Fast Virtual Fractional Flow Reserve Based Upon Steady-State Computational Fluid Dynamics Analysis: Results From the VIRTU-Fast Study

Objectives (i) Develop and validate a method which computes fractional flow reserve (FFR) in <5 minutes on a personal computer; (ii) perform a sensitivity analysis of the physiological parameters which determine FFR. Background Percutaneous coronary intervention (PCI) guided by FFR is superior to standard assessment but remains underused. Computed, ‘virtual’ FFR (vFFR), may increase uptake of physiological guidance but is slow to compute with computational fluid dynamics (CFD) modelling. Methods Seventy-three 3-D arterial geometries were segmented from 20 patients undergoing PCI and FFR. The trans-lesional pressure drop was represented as a quadratic function of flow based upon paired steady-state analyses. Coronary microvascular impedance was determined from invasive pressure measurements. vFFR was computed using a novel pseudo-transient analysis protocol. Results were compared with fully transient CFD analysis and the clinically-measured FFR. Model sensitivity analysis was performed with the Sobol decomposition method. Results The newly developed computational protocol executed in a mean time of 189 seconds (SD 34s), whereas transient analysis took >26h.

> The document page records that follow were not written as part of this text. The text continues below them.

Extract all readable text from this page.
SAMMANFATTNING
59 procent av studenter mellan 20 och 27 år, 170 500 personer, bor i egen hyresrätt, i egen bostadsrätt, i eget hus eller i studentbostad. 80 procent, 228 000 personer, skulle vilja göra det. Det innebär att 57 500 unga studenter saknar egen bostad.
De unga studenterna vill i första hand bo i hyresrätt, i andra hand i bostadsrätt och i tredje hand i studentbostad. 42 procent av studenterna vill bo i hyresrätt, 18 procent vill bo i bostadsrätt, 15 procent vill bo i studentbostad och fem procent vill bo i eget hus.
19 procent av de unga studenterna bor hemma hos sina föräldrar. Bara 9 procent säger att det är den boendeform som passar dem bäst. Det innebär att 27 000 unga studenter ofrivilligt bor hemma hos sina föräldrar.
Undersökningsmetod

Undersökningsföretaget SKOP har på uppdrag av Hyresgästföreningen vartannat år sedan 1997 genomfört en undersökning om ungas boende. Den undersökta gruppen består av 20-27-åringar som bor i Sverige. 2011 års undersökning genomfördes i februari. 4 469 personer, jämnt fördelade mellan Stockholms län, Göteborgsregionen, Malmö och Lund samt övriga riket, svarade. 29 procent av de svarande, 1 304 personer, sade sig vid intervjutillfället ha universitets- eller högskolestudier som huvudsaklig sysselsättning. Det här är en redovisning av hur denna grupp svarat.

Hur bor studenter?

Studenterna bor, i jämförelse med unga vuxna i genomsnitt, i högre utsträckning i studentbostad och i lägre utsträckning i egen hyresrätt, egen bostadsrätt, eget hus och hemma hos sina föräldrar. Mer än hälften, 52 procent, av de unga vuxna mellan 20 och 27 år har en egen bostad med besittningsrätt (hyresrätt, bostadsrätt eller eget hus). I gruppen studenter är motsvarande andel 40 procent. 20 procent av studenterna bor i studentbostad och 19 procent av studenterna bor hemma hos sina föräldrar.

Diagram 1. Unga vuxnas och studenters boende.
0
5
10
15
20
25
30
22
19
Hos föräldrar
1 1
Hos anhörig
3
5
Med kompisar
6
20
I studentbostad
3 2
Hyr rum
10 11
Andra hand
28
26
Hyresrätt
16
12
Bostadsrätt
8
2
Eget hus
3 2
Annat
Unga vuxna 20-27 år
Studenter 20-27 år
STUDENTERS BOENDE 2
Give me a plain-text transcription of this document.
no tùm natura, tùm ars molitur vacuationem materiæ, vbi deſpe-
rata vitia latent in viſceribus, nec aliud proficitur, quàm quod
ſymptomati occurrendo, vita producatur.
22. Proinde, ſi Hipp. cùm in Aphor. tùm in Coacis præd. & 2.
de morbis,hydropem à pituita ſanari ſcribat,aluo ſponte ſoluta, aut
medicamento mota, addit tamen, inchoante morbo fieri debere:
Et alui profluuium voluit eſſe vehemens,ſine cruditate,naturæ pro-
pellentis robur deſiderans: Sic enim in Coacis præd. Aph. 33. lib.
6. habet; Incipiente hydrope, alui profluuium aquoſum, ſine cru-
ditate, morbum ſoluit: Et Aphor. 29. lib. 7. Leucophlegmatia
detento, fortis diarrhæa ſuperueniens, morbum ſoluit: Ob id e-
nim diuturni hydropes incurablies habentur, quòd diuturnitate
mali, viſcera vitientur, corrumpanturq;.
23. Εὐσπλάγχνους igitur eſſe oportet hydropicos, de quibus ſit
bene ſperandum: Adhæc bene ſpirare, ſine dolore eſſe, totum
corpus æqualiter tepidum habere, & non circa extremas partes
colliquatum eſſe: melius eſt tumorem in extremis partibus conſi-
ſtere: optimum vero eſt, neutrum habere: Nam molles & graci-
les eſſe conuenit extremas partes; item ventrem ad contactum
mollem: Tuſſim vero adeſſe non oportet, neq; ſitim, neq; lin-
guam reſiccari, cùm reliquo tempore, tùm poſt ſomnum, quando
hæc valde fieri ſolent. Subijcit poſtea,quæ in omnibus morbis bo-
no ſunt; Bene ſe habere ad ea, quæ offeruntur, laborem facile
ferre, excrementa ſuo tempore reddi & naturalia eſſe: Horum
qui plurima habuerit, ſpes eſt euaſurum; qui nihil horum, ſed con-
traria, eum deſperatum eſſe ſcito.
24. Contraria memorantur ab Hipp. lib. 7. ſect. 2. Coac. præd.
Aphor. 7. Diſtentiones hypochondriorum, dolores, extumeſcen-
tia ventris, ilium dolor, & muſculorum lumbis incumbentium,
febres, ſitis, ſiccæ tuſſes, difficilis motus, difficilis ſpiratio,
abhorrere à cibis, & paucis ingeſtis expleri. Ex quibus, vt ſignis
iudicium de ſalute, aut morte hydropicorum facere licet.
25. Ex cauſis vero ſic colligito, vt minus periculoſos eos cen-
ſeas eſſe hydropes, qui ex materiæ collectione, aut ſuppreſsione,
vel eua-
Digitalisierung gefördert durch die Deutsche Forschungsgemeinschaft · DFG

Mean error was <1%. Intraclass correlation coefficient between virtual and measured values was 0.99 (P<0.0001). Physiological lesion significance (FFR≤0.80) was discerned with 100% accuracy. Sensitivity analysis demonstrated that coronary microvascular resistance (CMVR) was the dominant influence upon vFFR. Conclusions Given an accurate value for CMV resistance, vFFR can be accurately computed from coronary angiography in <4 min. Transient physiological results can be approximated without performing time-consuming transient CFD analysis. vFFR is influenced less by geometric accuracy than by the accuracy of the representation of the distal CMV resistance.